O acórdão determina que o Instituto Nacional de Estudos e Pesquisas Educacionais Anísio Teixeira (Inep) realize, no prazo de 90 dias, uma fiscalização completa no município para apurar a exatidão das matrículas de EJA declaradas nos censos escolares de 2016 a 2021. Essas informações serviram de base para a distribuição de recursos do Fundeb, da Complementação da União e do Programa Educação de Jovens e Adultos (PEJA) entre 2017 e 2022. Caso sejam detectadas incompatibilidades com documentos oficiais e registros escolares, o Inep deverá promover as retificações necessárias no Sistema Educacenso.
A investigação também prevê a identificação dos responsáveis por eventuais informações inexatas sobre as matrículas de EJA, com posterior representação ao TCU para responsabilização administrativa e comunicação ao Ministério Público Federal. O tribunal suspeita que o município pode ter inflado artificialmente o número de estudantes matriculados na modalidade EJA para receber mais recursos federais, prática que configura grave irregularidade na aplicação de verbas públicas destinadas à educação.
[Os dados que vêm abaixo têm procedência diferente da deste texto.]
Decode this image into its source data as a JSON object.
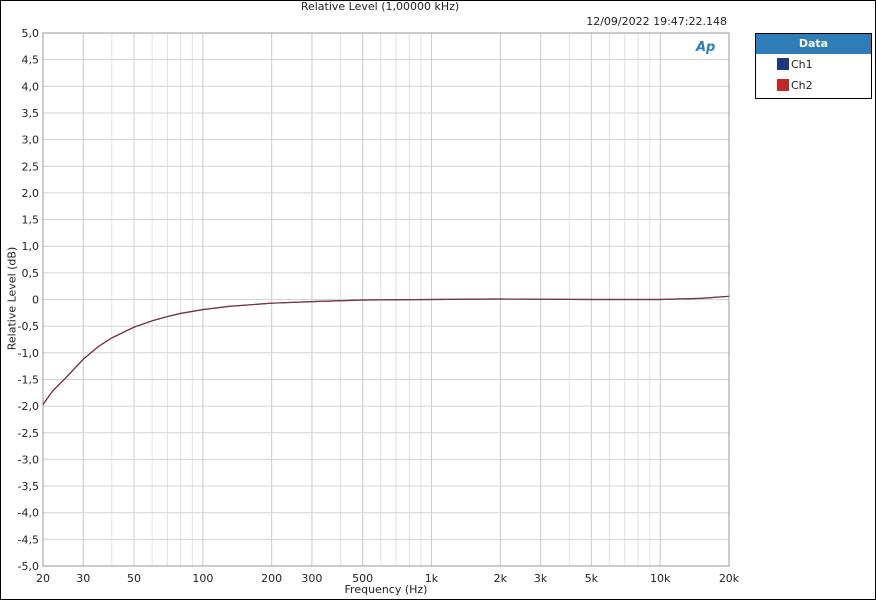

O Fundo Nacional de Desenvolvimento da Educação (FNDE) também foi acionado pelo TCU e deverá apresentar, no mesmo prazo de 90 dias, um plano de ação e cronograma detalhado para recálculo e compensação dos recursos do Fundeb caso sejam confirmadas as inconsistências. A medida visa garantir que os valores sejam redistribuídos corretamente entre os municípios que realmente atendem ao número declarado de estudantes, corrigindo possíveis distorções na distribuição dos recursos educacionais.
A decisão do TCU representa um importante marco no combate às irregularidades na gestão de recursos educacionais, especialmente em municípios de pequeno porte como Paquetá. O caso será acompanhado por diversos órgãos de controle, incluindo o Ministério Público Federal do Piauí, o Tribunal de Contas do Estado do Piauí e a Controladoria-Geral da União, que receberam cópias do acórdão para conhecimento e eventual adoção de medidas complementares em suas respectivas esferas de atuação.
Outro lado
O GP1 não conseguiu localizar o ex-prefeito Thales Coelho para se manifestar sobre o caso. O espaço está aberto para esclarecimentos.